1. The stainless steel for the surgical instrument is characterized by comprising the following components in percentage by weight:

c: 0.15-0.90%, N: 0.07 to 0.25%, Mn: 2.0-2.5%, Cr: 13.5 to 18.0%, Mo: 0.5 to 2.5%, Ni: 0.2 to 1.2% and Cr, Mo, N, C, Mn and Ni in the range satisfying the following formulae (A), (B) and (C), and the balance Fe and other unavoidable impurities,

Cr+4.5Mo+20N≥20(A)，

C+N≥0.55(B)，

Mn+Ni+10N≥3(C)。

2. the stainless steel for surgical instruments according to claim 1, wherein:

and by weight percentage, the material also comprises V: 0.15 to 0.30 percent.

3. A stainless steel for surgical instruments according to claim 1 or 2, wherein:

the alloy also comprises Cu: 0.005-0.02%, Nb: 0.5% or less, Ti: 0.5% or less, Al: 0.5% or less of one or more.

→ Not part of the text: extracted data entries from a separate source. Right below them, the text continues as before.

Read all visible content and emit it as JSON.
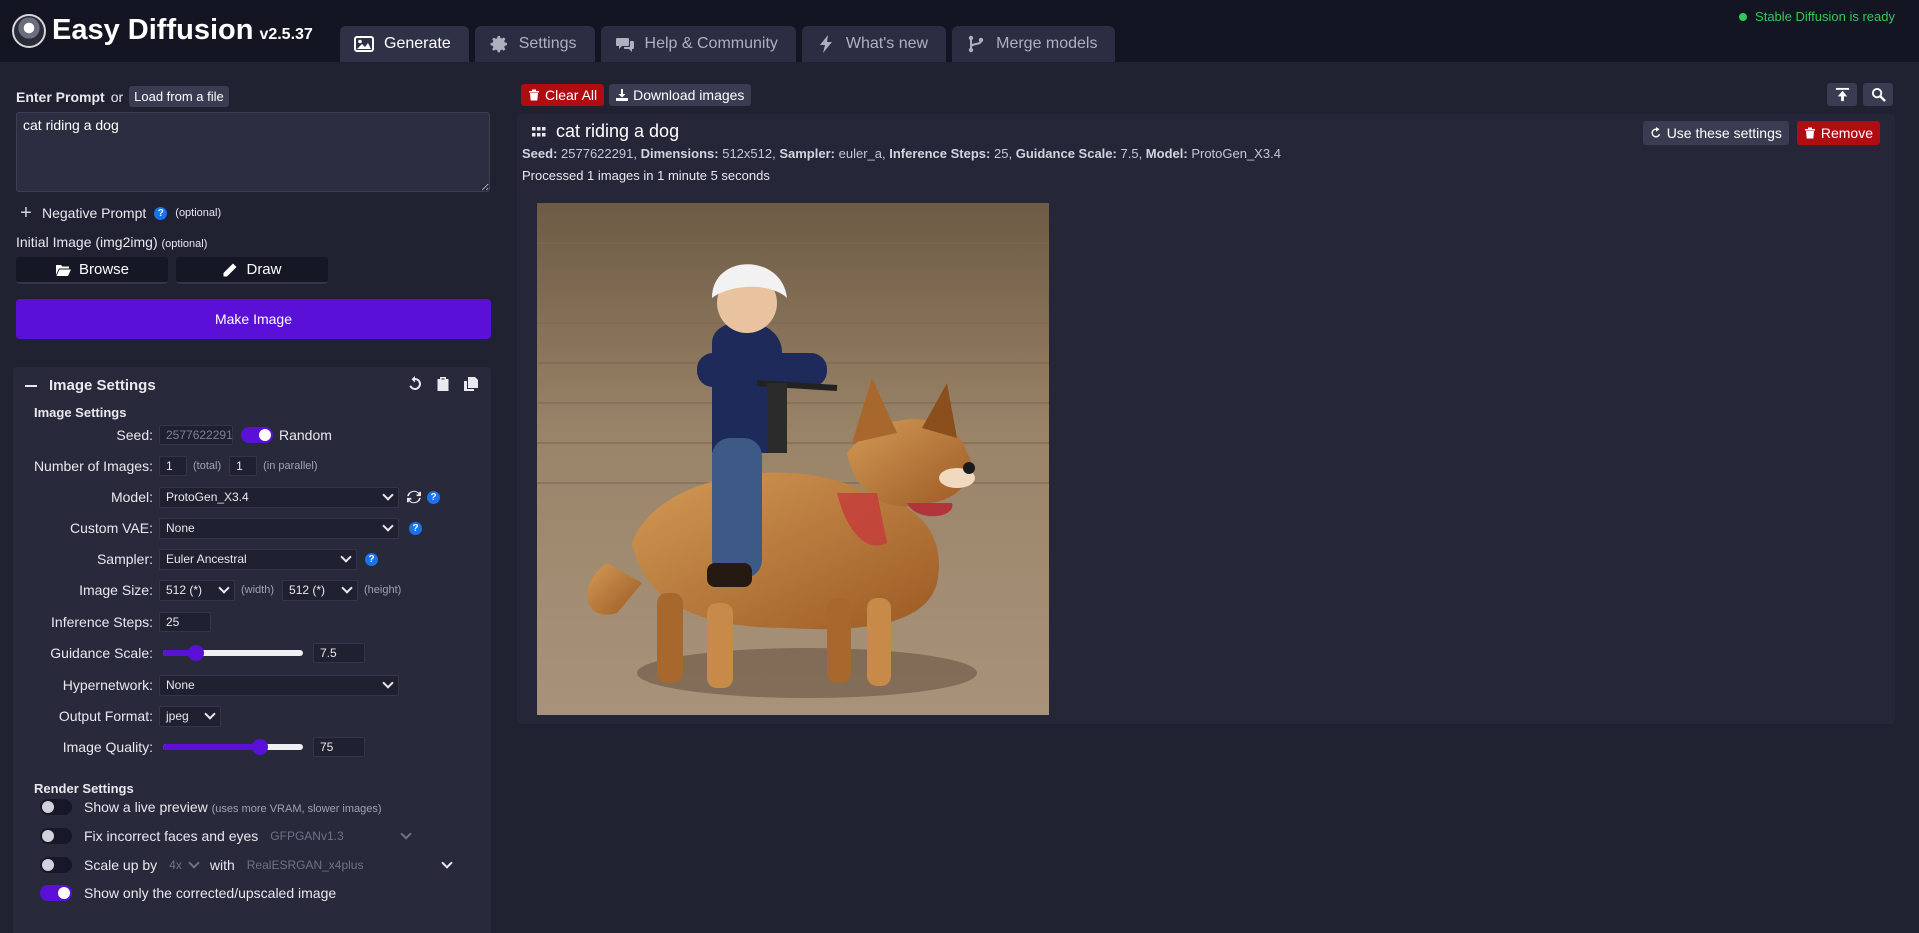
{
  "app": {
    "name": "Easy Diffusion",
    "version": "v2.5.37",
    "status": "Stable Diffusion is ready"
  },
  "tabs": [
    {
      "label": "Generate",
      "icon": "image-icon",
      "active": true
    },
    {
      "label": "Settings",
      "icon": "gear-icon",
      "active": false
    },
    {
      "label": "Help & Community",
      "icon": "comments-icon",
      "active": false
    },
    {
      "label": "What's new",
      "icon": "bolt-icon",
      "active": false
    },
    {
      "label": "Merge models",
      "icon": "code-branch-icon",
      "active": false
    }
  ],
  "prompt": {
    "label": "Enter Prompt",
    "or": "or",
    "load_button": "Load from a file",
    "value": "cat riding a dog",
    "negative_label": "Negative Prompt",
    "optional": "(optional)",
    "initial_image_label": "Initial Image (img2img)",
    "browse": "Browse",
    "draw": "Draw",
    "make_image": "Make Image"
  },
  "image_settings": {
    "panel_title": "Image Settings",
    "section_title": "Image Settings",
    "seed": {
      "label": "Seed:",
      "value": "2577622291",
      "random_label": "Random",
      "random_on": true
    },
    "num_images": {
      "label": "Number of Images:",
      "total": "1",
      "total_hint": "(total)",
      "parallel": "1",
      "parallel_hint": "(in parallel)"
    },
    "model": {
      "label": "Model:",
      "value": "ProtoGen_X3.4"
    },
    "vae": {
      "label": "Custom VAE:",
      "value": "None"
    },
    "sampler": {
      "label": "Sampler:",
      "value": "Euler Ancestral"
    },
    "image_size": {
      "label": "Image Size:",
      "width": "512 (*)",
      "width_hint": "(width)",
      "height": "512 (*)",
      "height_hint": "(height)"
    },
    "steps": {
      "label": "Inference Steps:",
      "value": "25"
    },
    "guidance": {
      "label": "Guidance Scale:",
      "value": "7.5",
      "fraction": 0.2
    },
    "hypernetwork": {
      "label": "Hypernetwork:",
      "value": "None"
    },
    "output_format": {
      "label": "Output Format:",
      "value": "jpeg"
    },
    "quality": {
      "label": "Image Quality:",
      "value": "75",
      "fraction": 0.72
    }
  },
  "render_settings": {
    "title": "Render Settings",
    "live_preview": {
      "label": "Show a live preview",
      "hint": "(uses more VRAM, slower images)",
      "on": false
    },
    "fix_faces": {
      "label": "Fix incorrect faces and eyes",
      "model": "GFPGANv1.3",
      "on": false
    },
    "upscale": {
      "label": "Scale up by",
      "factor": "4x",
      "with": "with",
      "model": "RealESRGAN_x4plus",
      "on": false
    },
    "corrected_only": {
      "label": "Show only the corrected/upscaled image",
      "on": true
    }
  },
  "output": {
    "clear_all": "Clear All",
    "download": "Download images",
    "task_title": "cat riding a dog",
    "use_settings": "Use these settings",
    "remove": "Remove",
    "info": {
      "seed_label": "Seed:",
      "seed": "2577622291",
      "dim_label": "Dimensions:",
      "dim": "512x512",
      "sampler_label": "Sampler:",
      "sampler": "euler_a",
      "steps_label": "Inference Steps:",
      "steps": "25",
      "guidance_label": "Guidance Scale:",
      "guidance": "7.5",
      "model_label": "Model:",
      "model": "ProtoGen_X3.4"
    },
    "processed": "Processed 1 images in 1 minute 5 seconds"
  },
  "colors": {
    "accent": "#5b10d8",
    "danger": "#b00d12",
    "ready": "#34c759",
    "background": "#202232"
  }
}
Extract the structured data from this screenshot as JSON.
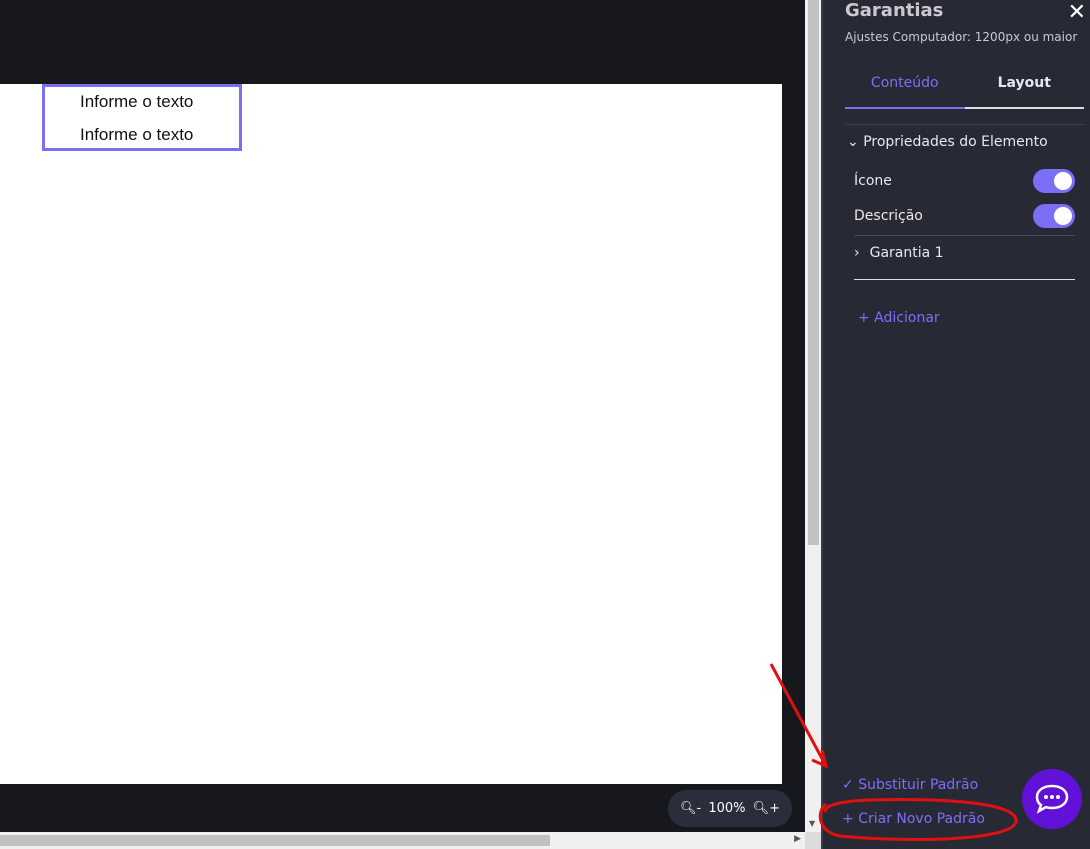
{
  "canvas": {
    "items": [
      "Informe o texto",
      "Informe o texto"
    ]
  },
  "zoom": {
    "level": "100%"
  },
  "panel": {
    "title": "Garantias",
    "subtitle": "Ajustes Computador: 1200px ou maior",
    "tabs": [
      {
        "label": "Conteúdo"
      },
      {
        "label": "Layout"
      }
    ],
    "section": "Propriedades do Elemento",
    "toggles": [
      {
        "label": "Ícone",
        "on": true
      },
      {
        "label": "Descrição",
        "on": true
      }
    ],
    "item": "Garantia 1",
    "add": "+ Adicionar",
    "replace": "Substituir Padrão",
    "create": "Criar Novo Padrão"
  },
  "colors": {
    "accent": "#7b6ff6",
    "panel": "#272a35",
    "chat": "#6212d8",
    "annotation": "#e01010"
  }
}
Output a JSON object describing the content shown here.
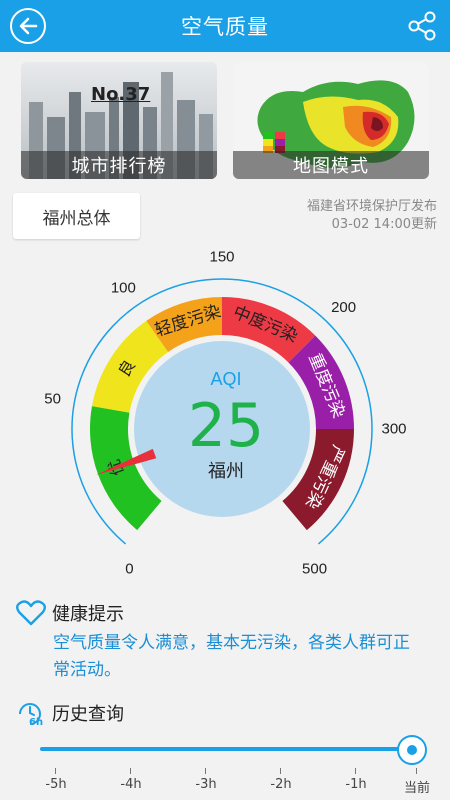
{
  "header": {
    "title": "空气质量"
  },
  "cards": {
    "ranking": {
      "caption": "城市排行榜",
      "rank": "No.37"
    },
    "map": {
      "caption": "地图模式"
    }
  },
  "location": {
    "city_area": "福州总体",
    "publisher": "福建省环境保护厅发布",
    "updated": "03-02 14:00更新"
  },
  "gauge": {
    "aqi_label": "AQI",
    "aqi_value": "25",
    "aqi_numeric": 25,
    "city": "福州",
    "scale_labels": [
      "0",
      "50",
      "100",
      "150",
      "200",
      "300",
      "500"
    ],
    "levels": [
      {
        "name": "优",
        "color": "#22c122"
      },
      {
        "name": "良",
        "color": "#f0e41c"
      },
      {
        "name": "轻度污染",
        "color": "#f5a21b"
      },
      {
        "name": "中度污染",
        "color": "#ee3a45"
      },
      {
        "name": "重度污染",
        "color": "#9a1fa8"
      },
      {
        "name": "严重污染",
        "color": "#8a1a2c"
      }
    ],
    "center_color": "#b6d8ee",
    "pointer_color": "#e8303a"
  },
  "health": {
    "title": "健康提示",
    "text": "空气质量令人满意，基本无污染，各类人群可正常活动。"
  },
  "history": {
    "title": "历史查询",
    "icon_badge": "6h",
    "ticks": [
      "-5h",
      "-4h",
      "-3h",
      "-2h",
      "-1h",
      "当前"
    ],
    "selected_index": 5
  },
  "colors": {
    "accent": "#1aa0e6",
    "health_text": "#1a8fd6"
  }
}
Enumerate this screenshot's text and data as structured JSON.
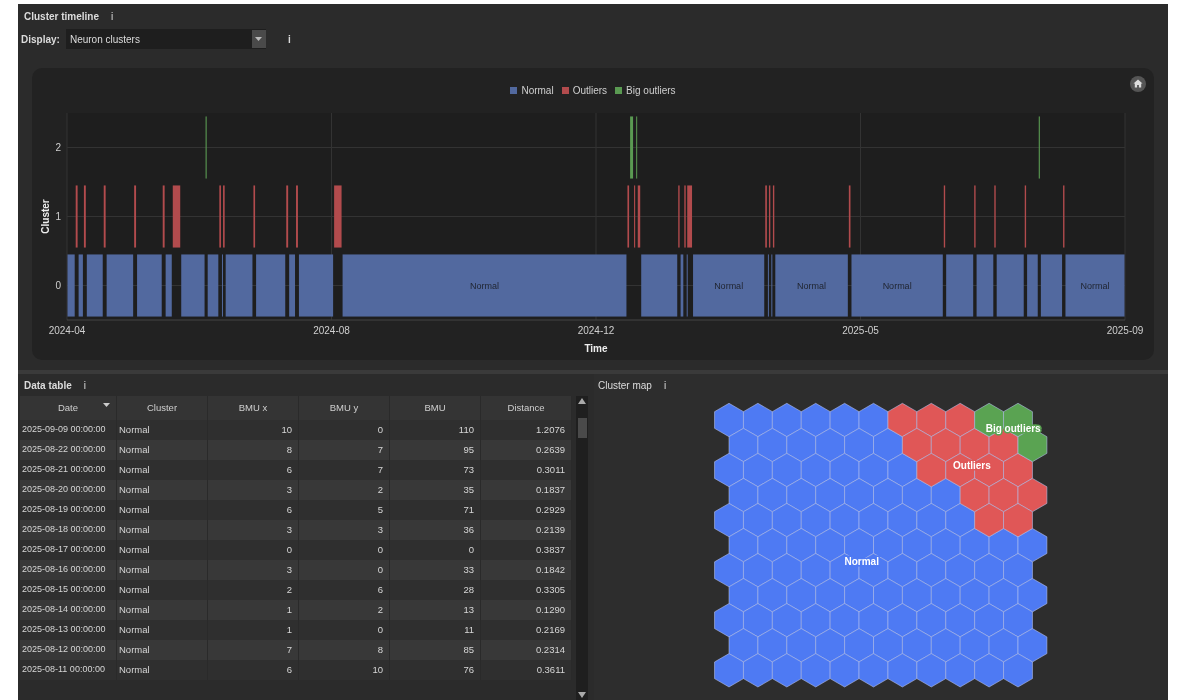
{
  "timeline": {
    "title": "Cluster timeline",
    "info": "i",
    "display": {
      "label": "Display:",
      "value": "Neuron clusters",
      "info": "i"
    },
    "legend": [
      {
        "label": "Normal",
        "color": "#52699f"
      },
      {
        "label": "Outliers",
        "color": "#b24b4d"
      },
      {
        "label": "Big outliers",
        "color": "#5a9a52"
      }
    ],
    "y_axis": {
      "title": "Cluster",
      "ticks": [
        "2",
        "1",
        "0"
      ]
    },
    "x_axis": {
      "title": "Time",
      "ticks": [
        "2024-04",
        "2024-08",
        "2024-12",
        "2025-05",
        "2025-09"
      ]
    },
    "segment_labels": [
      "Normal",
      "Normal",
      "Normal",
      "Normal",
      "Normal"
    ]
  },
  "data_table": {
    "title": "Data table",
    "info": "i",
    "columns": [
      {
        "label": "Date",
        "sorted": true
      },
      {
        "label": "Cluster",
        "sorted": false
      },
      {
        "label": "BMU x",
        "sorted": false
      },
      {
        "label": "BMU y",
        "sorted": false
      },
      {
        "label": "BMU",
        "sorted": false
      },
      {
        "label": "Distance",
        "sorted": false
      }
    ],
    "rows": [
      [
        "2025-09-09 00:00:00",
        "Normal",
        "10",
        "0",
        "110",
        "1.2076"
      ],
      [
        "2025-08-22 00:00:00",
        "Normal",
        "8",
        "7",
        "95",
        "0.2639"
      ],
      [
        "2025-08-21 00:00:00",
        "Normal",
        "6",
        "7",
        "73",
        "0.3011"
      ],
      [
        "2025-08-20 00:00:00",
        "Normal",
        "3",
        "2",
        "35",
        "0.1837"
      ],
      [
        "2025-08-19 00:00:00",
        "Normal",
        "6",
        "5",
        "71",
        "0.2929"
      ],
      [
        "2025-08-18 00:00:00",
        "Normal",
        "3",
        "3",
        "36",
        "0.2139"
      ],
      [
        "2025-08-17 00:00:00",
        "Normal",
        "0",
        "0",
        "0",
        "0.3837"
      ],
      [
        "2025-08-16 00:00:00",
        "Normal",
        "3",
        "0",
        "33",
        "0.1842"
      ],
      [
        "2025-08-15 00:00:00",
        "Normal",
        "2",
        "6",
        "28",
        "0.3305"
      ],
      [
        "2025-08-14 00:00:00",
        "Normal",
        "1",
        "2",
        "13",
        "0.1290"
      ],
      [
        "2025-08-13 00:00:00",
        "Normal",
        "1",
        "0",
        "11",
        "0.2169"
      ],
      [
        "2025-08-12 00:00:00",
        "Normal",
        "7",
        "8",
        "85",
        "0.2314"
      ],
      [
        "2025-08-11 00:00:00",
        "Normal",
        "6",
        "10",
        "76",
        "0.3611"
      ]
    ]
  },
  "cluster_map": {
    "title": "Cluster map",
    "info": "i",
    "clusters": [
      {
        "label": "Normal",
        "color": "#4e7af3"
      },
      {
        "label": "Outliers",
        "color": "#e05757"
      },
      {
        "label": "Big outliers",
        "color": "#5aa352"
      }
    ],
    "rows": [
      [
        {
          "color": "#4e7af3"
        },
        {
          "color": "#4e7af3"
        },
        {
          "color": "#4e7af3"
        },
        {
          "color": "#4e7af3"
        },
        {
          "color": "#4e7af3"
        },
        {
          "color": "#4e7af3"
        },
        {
          "color": "#e05757"
        },
        {
          "color": "#e05757"
        },
        {
          "color": "#e05757"
        },
        {
          "color": "#5aa352"
        },
        {
          "color": "#5aa352"
        }
      ],
      [
        {
          "color": "#4e7af3"
        },
        {
          "color": "#4e7af3"
        },
        {
          "color": "#4e7af3"
        },
        {
          "color": "#4e7af3"
        },
        {
          "color": "#4e7af3"
        },
        {
          "color": "#4e7af3"
        },
        {
          "color": "#e05757"
        },
        {
          "color": "#e05757"
        },
        {
          "color": "#e05757"
        },
        {
          "color": "#e05757"
        },
        {
          "color": "#5aa352"
        }
      ],
      [
        {
          "color": "#4e7af3"
        },
        {
          "color": "#4e7af3"
        },
        {
          "color": "#4e7af3"
        },
        {
          "color": "#4e7af3"
        },
        {
          "color": "#4e7af3"
        },
        {
          "color": "#4e7af3"
        },
        {
          "color": "#4e7af3"
        },
        {
          "color": "#e05757"
        },
        {
          "color": "#e05757"
        },
        {
          "color": "#e05757"
        },
        {
          "color": "#e05757"
        }
      ],
      [
        {
          "color": "#4e7af3"
        },
        {
          "color": "#4e7af3"
        },
        {
          "color": "#4e7af3"
        },
        {
          "color": "#4e7af3"
        },
        {
          "color": "#4e7af3"
        },
        {
          "color": "#4e7af3"
        },
        {
          "color": "#4e7af3"
        },
        {
          "color": "#4e7af3"
        },
        {
          "color": "#e05757"
        },
        {
          "color": "#e05757"
        },
        {
          "color": "#e05757"
        }
      ],
      [
        {
          "color": "#4e7af3"
        },
        {
          "color": "#4e7af3"
        },
        {
          "color": "#4e7af3"
        },
        {
          "color": "#4e7af3"
        },
        {
          "color": "#4e7af3"
        },
        {
          "color": "#4e7af3"
        },
        {
          "color": "#4e7af3"
        },
        {
          "color": "#4e7af3"
        },
        {
          "color": "#4e7af3"
        },
        {
          "color": "#e05757"
        },
        {
          "color": "#e05757"
        }
      ],
      [
        {
          "color": "#4e7af3"
        },
        {
          "color": "#4e7af3"
        },
        {
          "color": "#4e7af3"
        },
        {
          "color": "#4e7af3"
        },
        {
          "color": "#4e7af3"
        },
        {
          "color": "#4e7af3"
        },
        {
          "color": "#4e7af3"
        },
        {
          "color": "#4e7af3"
        },
        {
          "color": "#4e7af3"
        },
        {
          "color": "#4e7af3"
        },
        {
          "color": "#4e7af3"
        }
      ],
      [
        {
          "color": "#4e7af3"
        },
        {
          "color": "#4e7af3"
        },
        {
          "color": "#4e7af3"
        },
        {
          "color": "#4e7af3"
        },
        {
          "color": "#4e7af3"
        },
        {
          "color": "#4e7af3"
        },
        {
          "color": "#4e7af3"
        },
        {
          "color": "#4e7af3"
        },
        {
          "color": "#4e7af3"
        },
        {
          "color": "#4e7af3"
        },
        {
          "color": "#4e7af3"
        }
      ],
      [
        {
          "color": "#4e7af3"
        },
        {
          "color": "#4e7af3"
        },
        {
          "color": "#4e7af3"
        },
        {
          "color": "#4e7af3"
        },
        {
          "color": "#4e7af3"
        },
        {
          "color": "#4e7af3"
        },
        {
          "color": "#4e7af3"
        },
        {
          "color": "#4e7af3"
        },
        {
          "color": "#4e7af3"
        },
        {
          "color": "#4e7af3"
        },
        {
          "color": "#4e7af3"
        }
      ],
      [
        {
          "color": "#4e7af3"
        },
        {
          "color": "#4e7af3"
        },
        {
          "color": "#4e7af3"
        },
        {
          "color": "#4e7af3"
        },
        {
          "color": "#4e7af3"
        },
        {
          "color": "#4e7af3"
        },
        {
          "color": "#4e7af3"
        },
        {
          "color": "#4e7af3"
        },
        {
          "color": "#4e7af3"
        },
        {
          "color": "#4e7af3"
        },
        {
          "color": "#4e7af3"
        }
      ],
      [
        {
          "color": "#4e7af3"
        },
        {
          "color": "#4e7af3"
        },
        {
          "color": "#4e7af3"
        },
        {
          "color": "#4e7af3"
        },
        {
          "color": "#4e7af3"
        },
        {
          "color": "#4e7af3"
        },
        {
          "color": "#4e7af3"
        },
        {
          "color": "#4e7af3"
        },
        {
          "color": "#4e7af3"
        },
        {
          "color": "#4e7af3"
        },
        {
          "color": "#4e7af3"
        }
      ],
      [
        {
          "color": "#4e7af3"
        },
        {
          "color": "#4e7af3"
        },
        {
          "color": "#4e7af3"
        },
        {
          "color": "#4e7af3"
        },
        {
          "color": "#4e7af3"
        },
        {
          "color": "#4e7af3"
        },
        {
          "color": "#4e7af3"
        },
        {
          "color": "#4e7af3"
        },
        {
          "color": "#4e7af3"
        },
        {
          "color": "#4e7af3"
        },
        {
          "color": "#4e7af3"
        }
      ]
    ]
  }
}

4. A stainless steel for surgical instruments according to claim 1, 2 or 3, wherein:

the alloy also comprises the following components in percentage by weight: 0.05 to 0.45 percent.

5. A stainless steel for surgical instruments according to any one of claims 1 to 4, wherein:

the composite material also comprises S: 0.01%, P: 0.03% or less of one or two.

6. A stainless steel for surgical instruments according to any one of claims 1 to 5, wherein:

the material also comprises Ag: less than 0.5 percent.

7. A method for manufacturing stainless steel for surgical instruments is characterized by comprising the following steps:

step 1: the stainless steel for surgical instruments as set forth in claim 1, which is formed into a steel slab or a continuous cast slab, and hot-rolled into a hot-rolled steel sheet or a steel strip, and annealed;

step 2: heating the annealed steel plate or steel strip to 880-1000 ℃, preserving heat for 5-30 min, and then rapidly cooling to a martensite and austenite two-phase region at a speed of more than 35 ℃/s;

and step 3: and (3) heating the cooled steel plate or steel strip to 180-220 ℃, preserving heat for 10-30 min, and then air-cooling to room temperature to form a martensite-austenite complex phase structure with the content of residual austenite phase being 10-20%.